Fig. 1. Location of the three sampling sites northwest of the city of Regina, Saskatchewan, Canada. WWTP OF, wastewater treatment plant outflow. Map data attributable to Google Earth, Digital Globe 2016.

Sample collection


Five individual water samples were collected at each site using an 80 μm mesh conical net held in the center of the stream over a 5 min period in July 2015 and July and August 2016. In 2016, three were collected from each site in July, and due to weather concerns, two additional samples were collected in August. As there was no statistically significant difference in concentrations in July compared with August, we combined the data from those two dates. Flow was measured concurrently using a Swaffer© Flow Meter. The particulates accumulated on the net were rinsed off with creek water into a glass jar and stored at 4 °C until analysis. Water conductivity (μS·cm−1), pH, temperature (°C), and dissolved oxygen (%) were measured using a YSI 556 multiprobe sonde. Discharge of effluent records was obtained from the WWTP operators, EPCOR Prairie Water.

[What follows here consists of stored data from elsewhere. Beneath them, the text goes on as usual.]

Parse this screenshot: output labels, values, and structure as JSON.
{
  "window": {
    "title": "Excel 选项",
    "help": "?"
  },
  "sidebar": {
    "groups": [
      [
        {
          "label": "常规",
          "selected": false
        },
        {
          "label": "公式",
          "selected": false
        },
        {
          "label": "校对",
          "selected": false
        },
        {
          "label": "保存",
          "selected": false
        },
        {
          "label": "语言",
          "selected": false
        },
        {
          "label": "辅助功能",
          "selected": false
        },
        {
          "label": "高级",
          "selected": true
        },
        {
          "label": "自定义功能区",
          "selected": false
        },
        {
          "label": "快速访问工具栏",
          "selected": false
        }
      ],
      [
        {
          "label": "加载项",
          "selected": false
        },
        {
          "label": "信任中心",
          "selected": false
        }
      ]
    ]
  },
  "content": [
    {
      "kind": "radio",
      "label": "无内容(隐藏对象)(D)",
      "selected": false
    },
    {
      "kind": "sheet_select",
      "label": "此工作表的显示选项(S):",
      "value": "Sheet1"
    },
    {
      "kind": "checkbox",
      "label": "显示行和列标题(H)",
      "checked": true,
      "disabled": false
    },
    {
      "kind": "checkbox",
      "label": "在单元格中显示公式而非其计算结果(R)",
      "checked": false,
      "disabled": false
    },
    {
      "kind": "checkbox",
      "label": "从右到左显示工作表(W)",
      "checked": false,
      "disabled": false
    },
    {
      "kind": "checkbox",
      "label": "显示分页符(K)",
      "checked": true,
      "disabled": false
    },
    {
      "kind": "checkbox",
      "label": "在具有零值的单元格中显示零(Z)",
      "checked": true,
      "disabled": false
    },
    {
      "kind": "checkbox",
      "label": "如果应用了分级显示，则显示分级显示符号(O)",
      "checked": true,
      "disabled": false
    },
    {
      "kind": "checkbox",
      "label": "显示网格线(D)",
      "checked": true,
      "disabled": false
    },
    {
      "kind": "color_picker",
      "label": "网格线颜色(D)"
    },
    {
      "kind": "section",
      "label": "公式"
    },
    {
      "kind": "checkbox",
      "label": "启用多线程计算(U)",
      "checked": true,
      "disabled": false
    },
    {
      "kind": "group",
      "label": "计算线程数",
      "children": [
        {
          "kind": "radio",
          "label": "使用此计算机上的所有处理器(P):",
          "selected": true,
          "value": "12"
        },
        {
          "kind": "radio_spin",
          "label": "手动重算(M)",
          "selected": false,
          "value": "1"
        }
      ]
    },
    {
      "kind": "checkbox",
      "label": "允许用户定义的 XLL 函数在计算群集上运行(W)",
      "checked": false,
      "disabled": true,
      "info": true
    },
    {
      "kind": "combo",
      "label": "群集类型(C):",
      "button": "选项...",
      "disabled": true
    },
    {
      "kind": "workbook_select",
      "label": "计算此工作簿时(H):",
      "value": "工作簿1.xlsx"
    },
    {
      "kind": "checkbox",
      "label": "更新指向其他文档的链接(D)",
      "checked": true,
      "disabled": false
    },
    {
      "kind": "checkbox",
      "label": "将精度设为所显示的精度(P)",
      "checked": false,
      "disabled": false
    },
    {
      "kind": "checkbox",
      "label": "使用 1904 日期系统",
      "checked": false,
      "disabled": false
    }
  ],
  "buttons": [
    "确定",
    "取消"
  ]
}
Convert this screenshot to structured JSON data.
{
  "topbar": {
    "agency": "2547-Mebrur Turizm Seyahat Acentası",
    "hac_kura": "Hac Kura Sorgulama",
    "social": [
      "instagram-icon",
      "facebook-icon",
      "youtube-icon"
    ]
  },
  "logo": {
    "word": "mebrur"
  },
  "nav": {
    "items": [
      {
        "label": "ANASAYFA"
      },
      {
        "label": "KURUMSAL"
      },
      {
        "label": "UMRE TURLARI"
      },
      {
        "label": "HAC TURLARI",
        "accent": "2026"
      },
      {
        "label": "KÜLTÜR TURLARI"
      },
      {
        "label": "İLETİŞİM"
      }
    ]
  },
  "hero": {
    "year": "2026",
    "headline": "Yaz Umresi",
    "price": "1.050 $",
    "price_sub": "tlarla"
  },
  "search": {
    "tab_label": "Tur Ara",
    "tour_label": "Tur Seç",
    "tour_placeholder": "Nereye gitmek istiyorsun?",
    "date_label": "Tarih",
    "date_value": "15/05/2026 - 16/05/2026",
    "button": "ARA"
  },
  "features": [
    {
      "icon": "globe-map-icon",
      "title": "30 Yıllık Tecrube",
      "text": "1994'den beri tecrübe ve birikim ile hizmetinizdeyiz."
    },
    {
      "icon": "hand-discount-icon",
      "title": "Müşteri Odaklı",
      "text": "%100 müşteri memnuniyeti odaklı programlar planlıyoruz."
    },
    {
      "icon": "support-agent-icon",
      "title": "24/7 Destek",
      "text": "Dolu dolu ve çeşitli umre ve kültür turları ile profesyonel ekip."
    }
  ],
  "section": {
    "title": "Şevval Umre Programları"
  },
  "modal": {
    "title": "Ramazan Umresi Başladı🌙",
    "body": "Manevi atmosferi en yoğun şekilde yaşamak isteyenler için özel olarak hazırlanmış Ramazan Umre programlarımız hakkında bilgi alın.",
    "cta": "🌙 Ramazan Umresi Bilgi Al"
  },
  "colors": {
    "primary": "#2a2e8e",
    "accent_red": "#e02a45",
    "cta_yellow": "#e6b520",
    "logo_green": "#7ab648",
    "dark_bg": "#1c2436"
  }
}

Target fish species were collected using seine nets, gill nets, conventional tackle, and minnow traps in June 2015. Five species of fish were collected: northern pike (Esox lucius), white sucker (Catostomus commersoni), emerald shiner (Notropis atherinoides), fathead minnow (Pimephales promelas), and five-spine stickleback (Eucalia inconstans). The majority of the samples were caught with seine net tows performed between two opposing gill nets to ensure any fish in that area would be caught using one of the two methods. Gill nets were set along the creek at intervals of approximately 10 m and were checked and reset every 30 min. Minnow traps and conventional tackle were baited with dog food and leeches, respectively. Euthanization of fish was done using buffered tricaine methane/sulfonate (MS-222) as outlined by procedures approved by the Canadian Council on Animal Care (2010). Appropriate permits and protocols for animal care were obtained from the University of Regina Animal Utilization Protocol 15-08. Fish were euthanized, sorted into Ziploc® bags based on species, and put on ice for transport. In total 75 emerald shiners, 30 northern pike, 32 white suckers, 34 fathead minnows, and 10 five-spine stickelbacks were collected. The population of fish within the creek system was not measured. Fish in this system swim throughout the entirety of the creek over the course of the open water season, dispersing downstream depending on water depth and temperature as the season progresses (A. McCutcheon and B. Skatfeld, personal communication, 2016).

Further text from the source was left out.